An overview of common ratios
In essence, this comes down to what you aim to use the product for and what other effects you want to experience. If the psychoactivity of a product is a selection factor for you, a general guideline is that any ratio greater than 10:1 will not produce significant intoxicating or euphoric effects (i.e., it won’t get you “high”).
0:1 – THC isolate
A THC-only product focuses on the psychoactive effect that occurs from consuming THC. It’s often used by people suffering from chronic pain or nausea, as the intoxicating feeling can complement relief from these unpleasant symptoms. THC isolates are not recommended for use with insomnia or anxiety-type symptoms, as these can be made worse in some people.
1:0 – CBD isolate
There are many CBD isolate products available on the market and for good reason. They can provide relief from pain, nausea, inflammation, and anxiety symptoms without the “high” of THC, which is not always desirable or practical to experience. As an isolate, it doesn’t take advantage of the entourage effect, which may mean that it isn’t as effective for some people as a product with a small amount of THC might be.
1:1 – Balanced
With equal amounts of CBD and THC, this is one of the most popular ratios. Unless you’re particularly against either THC or CBD, a 1:1 ratio at a low dose can be a good starting point to see how you react to aspects of each. In most people, this ratio will provide a moderate psychoactive effect with a reduction in THC’s potential negative side effects and is commonly used for decreasing pain and reducing anxiety or depression symptoms.
2:1 – 5:1 – Medium CBD, Low THC
A decreasing amount of THC ensures that the psychoactive effect becomes steadily milder, but its presence still allows the advantages that can come from multiple cannabinoids. Products using this ratio can be useful for a wide range of conditions, including nausea, anxiety, appetite improvement, pain, and insomnia.
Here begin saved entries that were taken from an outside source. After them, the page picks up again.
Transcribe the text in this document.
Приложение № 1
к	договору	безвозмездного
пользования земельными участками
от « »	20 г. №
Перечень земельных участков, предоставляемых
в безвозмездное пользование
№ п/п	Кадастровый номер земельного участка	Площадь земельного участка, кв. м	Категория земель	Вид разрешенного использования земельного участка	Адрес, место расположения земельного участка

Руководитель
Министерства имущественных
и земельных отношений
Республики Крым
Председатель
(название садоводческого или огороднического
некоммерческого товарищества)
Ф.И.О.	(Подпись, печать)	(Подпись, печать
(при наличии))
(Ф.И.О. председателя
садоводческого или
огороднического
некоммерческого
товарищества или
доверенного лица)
10:1 – 20+:1 – High CBD, Low THC
At this ratio, you’re very unlikely to experience a high, but the small amount of THC is useful for encouraging the entourage effect. Products at this ratio are typically used for mild pain, anxiety, and insomnia relief. One of the primary benefits of this ratio is that the absence of intoxication makes it much easier to carry out high-level functions such as working and driving. However, it’s important to try it for the first time when you don’t have to carry out those tasks to see how you personally react.
The bottom line
The choice of CBD:THC ratio all comes down to what you want to use the products for. If you’re aiming for help with anxiety, nausea, or inflammation and aren’t keen on THC’s intoxicating effects, a high CBD strain would be the way to go.
However, if psychoactivity is what you’re going for, there are plenty of high THC products available. There’s also a wide range of balanced products if you’re after a combination of effects. It’s all up to you!